Allah'a iman eden ve aralarında hiçbir ayrım yapmadan rasûllerine iman edenler var ya, işte onlar sıddîkler (sözü, özü doğru kimseler) ve Rableri katında şehitlerdir. Onlar için hazırlanmış çok değerli mükâfat vardır. Kıyamet günü nurlarını önlerinde ve sağlarında koşarken görürsün. Yüce Allah'ı ve rasûllerini küfredenler, Rasûlümüze indirdiğimiz ayetlerimizi yalanlayanlara gelince; işte onlar Cehennem ehlidir. Kıyamet günü oraya girecek, orada ebedî kalacak ve oradan hiçbir şekilde çıkamayacaklardır.
Şunu iyi bilin ki, dünya hayatı bedenlerin oynadığı bir oyun, kalpler için bir eğlence, kendisi ile güzelleştiğiniz bir süs, mülk ve eşya bakımından aranızda bir övünme, mal ve evlatlarınızın çokluğu bakımından bir kibirlenmeden ibarettir. Tıpkı bir yağmur gibidir. Onun bitirdiği ürünler çiftçilerin çok hoşuna gider. Sonra bu yeşil olan bitki belirli bir zaman sonra kurur. -Ey bunu gören kişi!- Bu bitkinin yeşerdikten sonra sarardığını görürsün. Sonra da Yüce Allah onu çerçöp haline getirir. Ahirette kâfir ve münafıklar için şiddetli bir azap vardır. Yüce Allah tarafından Mü'min kullarının günahları için bir bağışlanma ve rızası vardır. Dünya hayatı kalıcı olmayan, yok olacak geçimlikten başka bir şey değildir. Kim, geçici nimetleri ahiret nimetlerine tercih ederse aldanıp hüsrana uğrayanlardan olur.
-Ey insanlar!- Tevbe ederek ve diğer salih amelleri işleyerek bu salih amellerde yarışın. Böylece günahlarınızın af olunmasına ve genişliği yer ve gökler kadar olan Cennet'e nail olursunuz. Yüce Allah, kendisine ve rasûllerine iman edenler için bu Cennet'i hazırlamıştır. Bu mükâfat Yüce Allah'ın dilediği kullarına verdiği lütfudur. Allah -Subhanehu ve Teâlâ- Mü'min kullarına karşı büyük lütuf sahibidir.

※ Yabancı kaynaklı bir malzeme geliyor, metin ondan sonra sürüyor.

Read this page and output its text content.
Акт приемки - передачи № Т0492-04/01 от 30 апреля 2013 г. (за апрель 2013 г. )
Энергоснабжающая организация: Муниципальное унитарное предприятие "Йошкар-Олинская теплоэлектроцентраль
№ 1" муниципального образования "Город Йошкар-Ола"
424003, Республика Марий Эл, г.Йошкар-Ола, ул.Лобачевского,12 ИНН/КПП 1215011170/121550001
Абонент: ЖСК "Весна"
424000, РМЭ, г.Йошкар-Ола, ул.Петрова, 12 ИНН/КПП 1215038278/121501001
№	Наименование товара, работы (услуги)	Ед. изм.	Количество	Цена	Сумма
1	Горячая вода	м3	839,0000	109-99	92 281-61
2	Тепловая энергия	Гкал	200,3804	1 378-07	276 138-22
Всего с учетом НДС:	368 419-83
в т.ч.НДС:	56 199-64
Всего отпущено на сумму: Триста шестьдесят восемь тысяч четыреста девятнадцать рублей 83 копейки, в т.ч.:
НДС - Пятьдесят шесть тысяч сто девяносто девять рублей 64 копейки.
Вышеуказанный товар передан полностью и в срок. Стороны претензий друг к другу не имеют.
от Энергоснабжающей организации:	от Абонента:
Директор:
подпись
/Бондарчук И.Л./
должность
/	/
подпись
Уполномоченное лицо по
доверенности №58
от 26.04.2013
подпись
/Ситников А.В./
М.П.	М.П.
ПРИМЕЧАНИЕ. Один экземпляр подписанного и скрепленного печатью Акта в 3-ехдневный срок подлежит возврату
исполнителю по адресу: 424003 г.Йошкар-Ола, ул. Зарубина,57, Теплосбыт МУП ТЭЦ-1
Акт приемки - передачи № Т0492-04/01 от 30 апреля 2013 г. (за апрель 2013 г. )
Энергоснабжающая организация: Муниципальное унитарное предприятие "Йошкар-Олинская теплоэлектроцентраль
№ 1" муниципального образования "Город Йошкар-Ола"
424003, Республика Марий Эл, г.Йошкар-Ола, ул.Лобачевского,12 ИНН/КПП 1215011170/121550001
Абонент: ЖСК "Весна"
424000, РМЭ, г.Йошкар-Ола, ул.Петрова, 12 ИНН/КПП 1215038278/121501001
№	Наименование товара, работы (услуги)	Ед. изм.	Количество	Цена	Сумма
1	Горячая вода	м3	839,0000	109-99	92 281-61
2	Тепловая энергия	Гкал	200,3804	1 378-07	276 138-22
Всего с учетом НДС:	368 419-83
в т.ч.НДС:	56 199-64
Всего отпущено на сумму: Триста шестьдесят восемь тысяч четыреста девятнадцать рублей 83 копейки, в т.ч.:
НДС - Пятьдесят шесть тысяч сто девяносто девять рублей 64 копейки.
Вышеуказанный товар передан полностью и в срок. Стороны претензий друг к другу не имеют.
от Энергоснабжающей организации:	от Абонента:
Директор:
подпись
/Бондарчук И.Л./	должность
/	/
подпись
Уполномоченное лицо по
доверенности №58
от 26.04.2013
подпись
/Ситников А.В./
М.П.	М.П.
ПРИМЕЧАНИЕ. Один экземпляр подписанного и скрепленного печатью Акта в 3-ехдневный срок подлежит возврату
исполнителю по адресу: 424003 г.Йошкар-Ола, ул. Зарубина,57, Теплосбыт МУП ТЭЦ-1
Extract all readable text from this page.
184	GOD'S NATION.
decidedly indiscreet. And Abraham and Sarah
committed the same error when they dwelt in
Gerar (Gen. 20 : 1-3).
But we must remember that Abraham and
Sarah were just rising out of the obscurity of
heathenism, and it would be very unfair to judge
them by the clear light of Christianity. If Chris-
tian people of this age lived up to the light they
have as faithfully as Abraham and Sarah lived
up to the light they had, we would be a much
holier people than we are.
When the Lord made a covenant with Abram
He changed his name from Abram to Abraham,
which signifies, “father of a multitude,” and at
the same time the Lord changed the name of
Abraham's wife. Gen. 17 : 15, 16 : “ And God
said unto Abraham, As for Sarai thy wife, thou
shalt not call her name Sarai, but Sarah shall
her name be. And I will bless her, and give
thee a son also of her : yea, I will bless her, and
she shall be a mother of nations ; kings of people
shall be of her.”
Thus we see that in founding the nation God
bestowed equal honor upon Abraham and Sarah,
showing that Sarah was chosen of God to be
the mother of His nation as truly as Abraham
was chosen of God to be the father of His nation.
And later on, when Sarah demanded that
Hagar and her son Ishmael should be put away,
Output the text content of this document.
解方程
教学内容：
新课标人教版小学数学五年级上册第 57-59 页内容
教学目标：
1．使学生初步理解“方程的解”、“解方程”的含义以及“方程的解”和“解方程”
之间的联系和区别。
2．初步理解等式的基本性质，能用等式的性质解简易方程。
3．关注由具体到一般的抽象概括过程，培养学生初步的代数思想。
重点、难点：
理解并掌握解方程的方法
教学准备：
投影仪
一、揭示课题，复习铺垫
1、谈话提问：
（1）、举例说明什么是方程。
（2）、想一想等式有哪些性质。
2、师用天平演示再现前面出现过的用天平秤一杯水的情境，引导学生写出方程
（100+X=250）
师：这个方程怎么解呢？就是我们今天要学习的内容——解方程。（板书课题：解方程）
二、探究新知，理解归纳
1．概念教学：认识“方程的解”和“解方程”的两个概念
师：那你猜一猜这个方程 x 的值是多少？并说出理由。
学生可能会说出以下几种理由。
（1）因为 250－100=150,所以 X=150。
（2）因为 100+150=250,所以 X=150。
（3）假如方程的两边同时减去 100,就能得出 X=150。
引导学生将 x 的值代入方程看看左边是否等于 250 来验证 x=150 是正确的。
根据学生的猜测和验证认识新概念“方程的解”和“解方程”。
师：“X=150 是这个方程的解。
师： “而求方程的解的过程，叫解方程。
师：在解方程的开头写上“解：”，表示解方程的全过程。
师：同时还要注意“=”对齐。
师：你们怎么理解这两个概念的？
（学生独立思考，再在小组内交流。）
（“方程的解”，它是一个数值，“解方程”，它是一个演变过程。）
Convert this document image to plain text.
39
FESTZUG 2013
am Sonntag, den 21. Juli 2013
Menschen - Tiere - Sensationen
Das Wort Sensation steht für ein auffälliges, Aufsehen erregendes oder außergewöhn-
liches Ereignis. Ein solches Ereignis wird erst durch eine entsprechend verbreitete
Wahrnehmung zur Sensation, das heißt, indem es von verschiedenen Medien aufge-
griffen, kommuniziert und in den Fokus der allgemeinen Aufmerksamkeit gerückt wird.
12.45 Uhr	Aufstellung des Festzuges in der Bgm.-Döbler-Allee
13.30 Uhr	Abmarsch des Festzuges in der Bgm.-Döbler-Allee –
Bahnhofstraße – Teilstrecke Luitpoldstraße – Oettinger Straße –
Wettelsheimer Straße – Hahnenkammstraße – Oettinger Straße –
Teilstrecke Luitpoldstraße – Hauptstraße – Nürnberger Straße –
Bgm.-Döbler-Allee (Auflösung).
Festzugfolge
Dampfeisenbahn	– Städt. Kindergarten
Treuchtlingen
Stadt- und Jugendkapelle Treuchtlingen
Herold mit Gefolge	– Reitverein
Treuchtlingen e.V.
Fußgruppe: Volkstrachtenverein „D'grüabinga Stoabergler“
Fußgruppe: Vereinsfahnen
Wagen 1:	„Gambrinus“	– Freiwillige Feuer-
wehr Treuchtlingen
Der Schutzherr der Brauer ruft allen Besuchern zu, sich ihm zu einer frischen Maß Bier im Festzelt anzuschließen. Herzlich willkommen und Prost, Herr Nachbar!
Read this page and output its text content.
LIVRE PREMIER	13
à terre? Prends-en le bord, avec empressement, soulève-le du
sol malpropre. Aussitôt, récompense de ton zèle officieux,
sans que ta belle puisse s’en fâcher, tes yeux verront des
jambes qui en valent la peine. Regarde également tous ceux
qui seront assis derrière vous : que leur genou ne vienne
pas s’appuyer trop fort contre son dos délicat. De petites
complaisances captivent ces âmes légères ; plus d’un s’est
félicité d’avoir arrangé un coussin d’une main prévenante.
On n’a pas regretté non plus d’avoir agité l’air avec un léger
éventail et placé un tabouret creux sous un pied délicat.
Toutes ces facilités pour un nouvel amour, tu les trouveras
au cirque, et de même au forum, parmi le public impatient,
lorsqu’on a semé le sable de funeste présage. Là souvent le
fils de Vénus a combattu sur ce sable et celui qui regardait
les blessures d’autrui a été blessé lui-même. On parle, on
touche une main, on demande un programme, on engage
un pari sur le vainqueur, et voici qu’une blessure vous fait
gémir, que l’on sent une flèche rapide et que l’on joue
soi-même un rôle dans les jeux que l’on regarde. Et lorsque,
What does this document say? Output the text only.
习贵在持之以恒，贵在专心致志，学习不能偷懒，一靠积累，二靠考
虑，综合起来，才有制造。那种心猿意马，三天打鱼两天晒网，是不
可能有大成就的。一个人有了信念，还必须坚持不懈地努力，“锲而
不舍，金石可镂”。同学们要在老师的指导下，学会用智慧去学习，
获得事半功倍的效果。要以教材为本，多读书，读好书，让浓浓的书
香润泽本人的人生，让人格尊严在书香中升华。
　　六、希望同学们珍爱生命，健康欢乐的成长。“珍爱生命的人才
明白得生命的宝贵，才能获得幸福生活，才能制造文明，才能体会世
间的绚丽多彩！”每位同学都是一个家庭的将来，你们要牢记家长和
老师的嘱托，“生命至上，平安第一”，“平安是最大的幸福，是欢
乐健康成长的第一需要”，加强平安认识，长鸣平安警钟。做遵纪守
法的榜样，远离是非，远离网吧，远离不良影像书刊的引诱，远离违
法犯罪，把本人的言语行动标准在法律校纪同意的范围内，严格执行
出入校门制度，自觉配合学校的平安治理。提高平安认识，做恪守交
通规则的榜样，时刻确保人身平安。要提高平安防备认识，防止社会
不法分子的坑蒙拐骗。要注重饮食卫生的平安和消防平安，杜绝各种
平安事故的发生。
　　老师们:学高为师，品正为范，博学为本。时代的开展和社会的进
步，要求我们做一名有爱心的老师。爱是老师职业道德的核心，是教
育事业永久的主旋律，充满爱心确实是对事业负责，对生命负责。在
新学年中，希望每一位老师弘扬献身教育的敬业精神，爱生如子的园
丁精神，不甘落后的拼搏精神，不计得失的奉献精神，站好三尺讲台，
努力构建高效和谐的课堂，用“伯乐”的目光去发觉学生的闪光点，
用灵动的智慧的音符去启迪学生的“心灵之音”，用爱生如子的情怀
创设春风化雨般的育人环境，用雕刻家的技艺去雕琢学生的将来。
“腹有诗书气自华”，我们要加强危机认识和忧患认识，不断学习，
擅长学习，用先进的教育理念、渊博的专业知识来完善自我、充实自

Yeryüzünde kuraklık ve bunun gibi insanlara isabet eden musibet ve başlarına gelen hiçbir bela yoktur ki, bütün bunlar yaratılmadan önce Levh-i Mahfuz'da yazılı olmasın. Şüphesiz bu, Yüce Allah için çok kolaydır.
-Ey insanlar!- Kaybettiklerinize üzülmeyesiniz ve size verdiğimiz nimetlerle şımarmayasınız diye böyle yaptık. Şüphesiz Yüce Allah, verdiği ile insanlara karşı kibirlenen ve övünen kimseyi sevmez.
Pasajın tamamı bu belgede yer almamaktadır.